For years, Vyas Sekar would call Muckai Girish, an old friend from undergrad, to talk about potential startup ideas and get Girish’s opinion. The two usually talked through an idea and ended the conversation at that. When Sekar called Girish with an idea involving synthetic data in early 2022, the conversation didn’t just end when they hung up.
Sekar and his colleague at Carnegie Mellon University, Giulia Fanti, were working on creating synthetic data to remedy the reproducibility crisis, or inability to reproduce data, in academia. While Sekar saw the need for a solution in academia, Girish knew his clients at the time were facing the same problem. After talking to a few businesses, the thesis was further validated.

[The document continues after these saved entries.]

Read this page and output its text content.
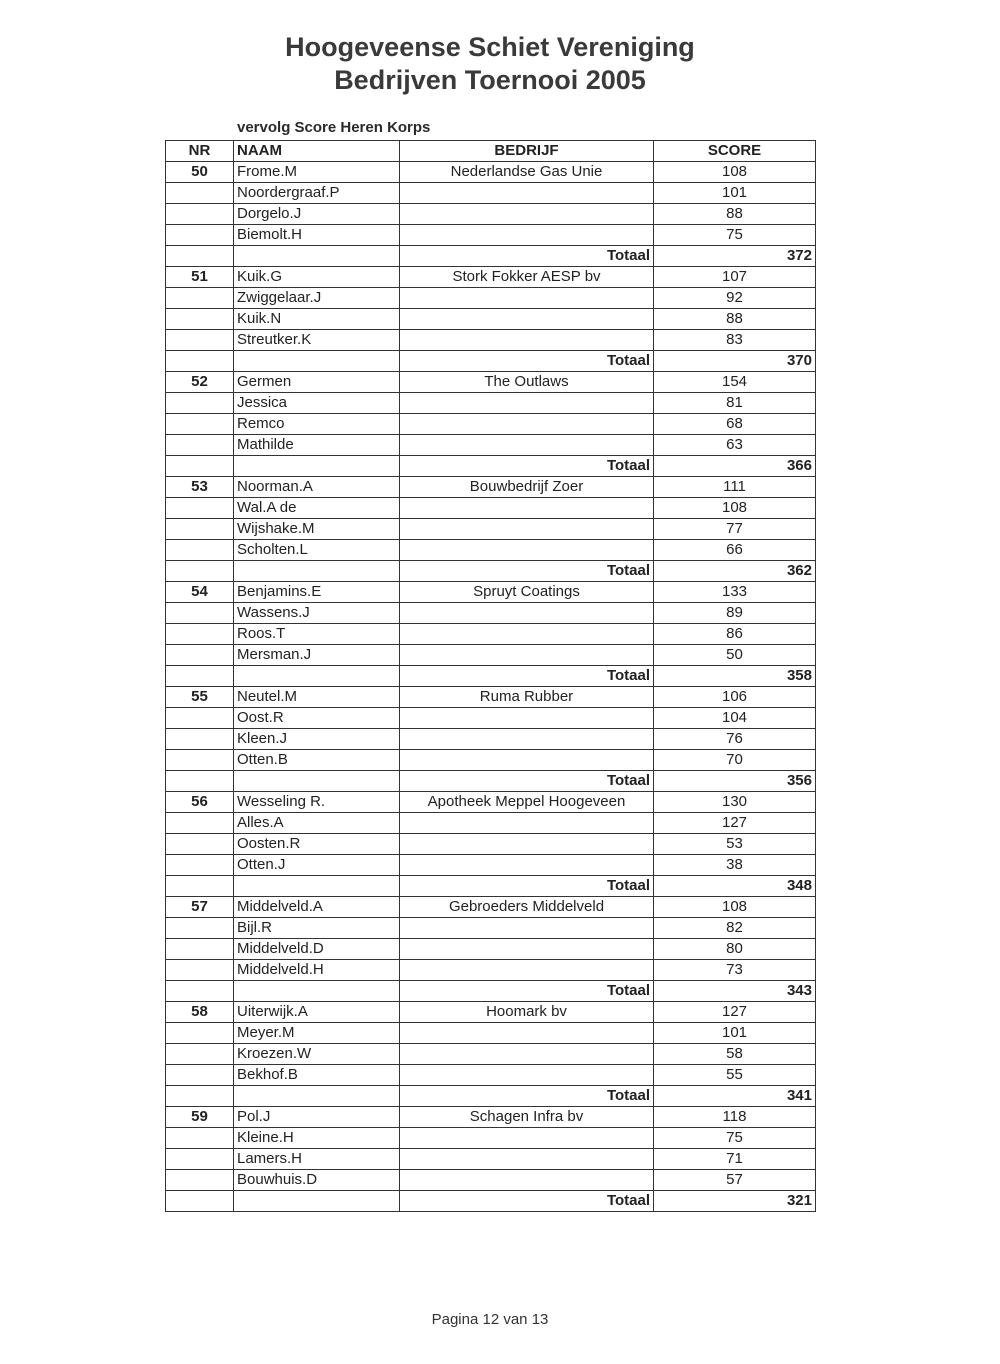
Hoogeveense Schiet Vereniging
Bedrijven Toernooi 2005
vervolg Score Heren Korps
NR	NAAM	BEDRIJF	SCORE
50	Frome.M	Nederlandse Gas Unie	108
	Noordergraaf.P		101
	Dorgelo.J		88
	Biemolt.H		75
		Totaal	372
51	Kuik.G	Stork Fokker AESP bv	107
	Zwiggelaar.J		92
	Kuik.N		88
	Streutker.K		83
		Totaal	370
52	Germen	The Outlaws	154
	Jessica		81
	Remco		68
	Mathilde		63
		Totaal	366
53	Noorman.A	Bouwbedrijf Zoer	111
	Wal.A de		108
	Wijshake.M		77
	Scholten.L		66
		Totaal	362
54	Benjamins.E	Spruyt Coatings	133
	Wassens.J		89
	Roos.T		86
	Mersman.J		50
		Totaal	358
55	Neutel.M	Ruma Rubber	106
	Oost.R		104
	Kleen.J		76
	Otten.B		70
		Totaal	356
56	Wesseling R.	Apotheek Meppel Hoogeveen	130
	Alles.A		127
	Oosten.R		53
	Otten.J		38
		Totaal	348
57	Middelveld.A	Gebroeders Middelveld	108
	Bijl.R		82
	Middelveld.D		80
	Middelveld.H		73
		Totaal	343
58	Uiterwijk.A	Hoomark bv	127
	Meyer.M		101
	Kroezen.W		58
	Bekhof.B		55
		Totaal	341
59	Pol.J	Schagen Infra bv	118
	Kleine.H		75
	Lamers.H		71
	Bouwhuis.D		57
		Totaal	321
Pagina 12 van 13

“At the time, I felt like this was very real and there was an opportunity,” Girish, CEO, told TechCrunch. “So that’s what got us started and over the next couple of months we talked to some investors, people we knew and most importantly businesses and we realized that this was a major problem and it was worth putting, you know, a lifetime behind it . “
The result was Rockfish, a startup that uses genetic AI to create synthetic data for operational workflows to help businesses break down their data silos. Rockfish integrates with database providers including AWS and Azure, among others, and helps users choose the best configuration for their data based on company policies or uses for the data.
Synthetic data is becoming an increasingly hot topic in the AI world, but there was already growing momentum when the company launched in June 2022. Girish said Rockfish wanted to make sure it was building a product that differentiated itself. peer-to-peer and also a solution that businesses will use every day, not just every once in a while.
That’s why the company’s product is designed to ingest data continuously and focuses on operational data, which includes data on things like financial transactions, cybersecurity and supply chains. These areas are constantly generating data for companies and are also constantly changing. Girish believes the focus here helps Rockfish stand out from other competitors.
Now the company works with a handful of enterprise customers, Girish said, including streaming analytics platform Conviva, as well as government agencies such as the US Army and the US Department of Defense.
Rockfish announces a $4 million seed round led by Emergent Ventures with participation from Foster Ventures, TEN13 and Dallas VC among others. This brings the company’s total funding to around $6 million.
Anupam Rastogi, managing partner at Emergent Ventures, told TechCrunch that he had been following Sekar long before he founded Rockfish. He said what made the company invest was “team, market and product, in that order.” Additionally, Rockfish’s focus on building for enterprises made it a better fit for Emergent than some of the other players in the space.
“The team is extremely high-quality, multi-Ph.D. data scientists,” Rastogi said. “This is a space that we think is very technically advanced and having that technical strength around the table is really critical. They’ve done a lot of groundwork in the space, not just in the company, but in the entire industry.”
While Rockfish hopes its focus will help give it a moat among competitors, it doesn’t change the fact that synthetic data will likely be an increasingly crowded market. AI companies are turning to synthetic data as many players believe the market has exhausted other AI training data.
There are already numerous startups looking to tackle the market, including Tonic AI, which has raised more than $45 million in venture funding. Mainly AIwhich has raised $31 million in VC funding. and Mistywhich raised $14.5 million before being acquired by SAS in 2024, to name just a few.
Girish said the company wants to add to its synthetic data approach by incorporating other types of models such as state space models, mathematical models that use state variables. The company is also looking to improve its end-to-end features.
“It’s not like you’re taking random data on the Internet and creating synthetic data,” Girish said. “There is no guarantee that it will go well. But if you put it all together for business, it’s actually very relevant and realistic. So that’s the key to it, and then being able to do that on a consistent basis is what we find helpful.”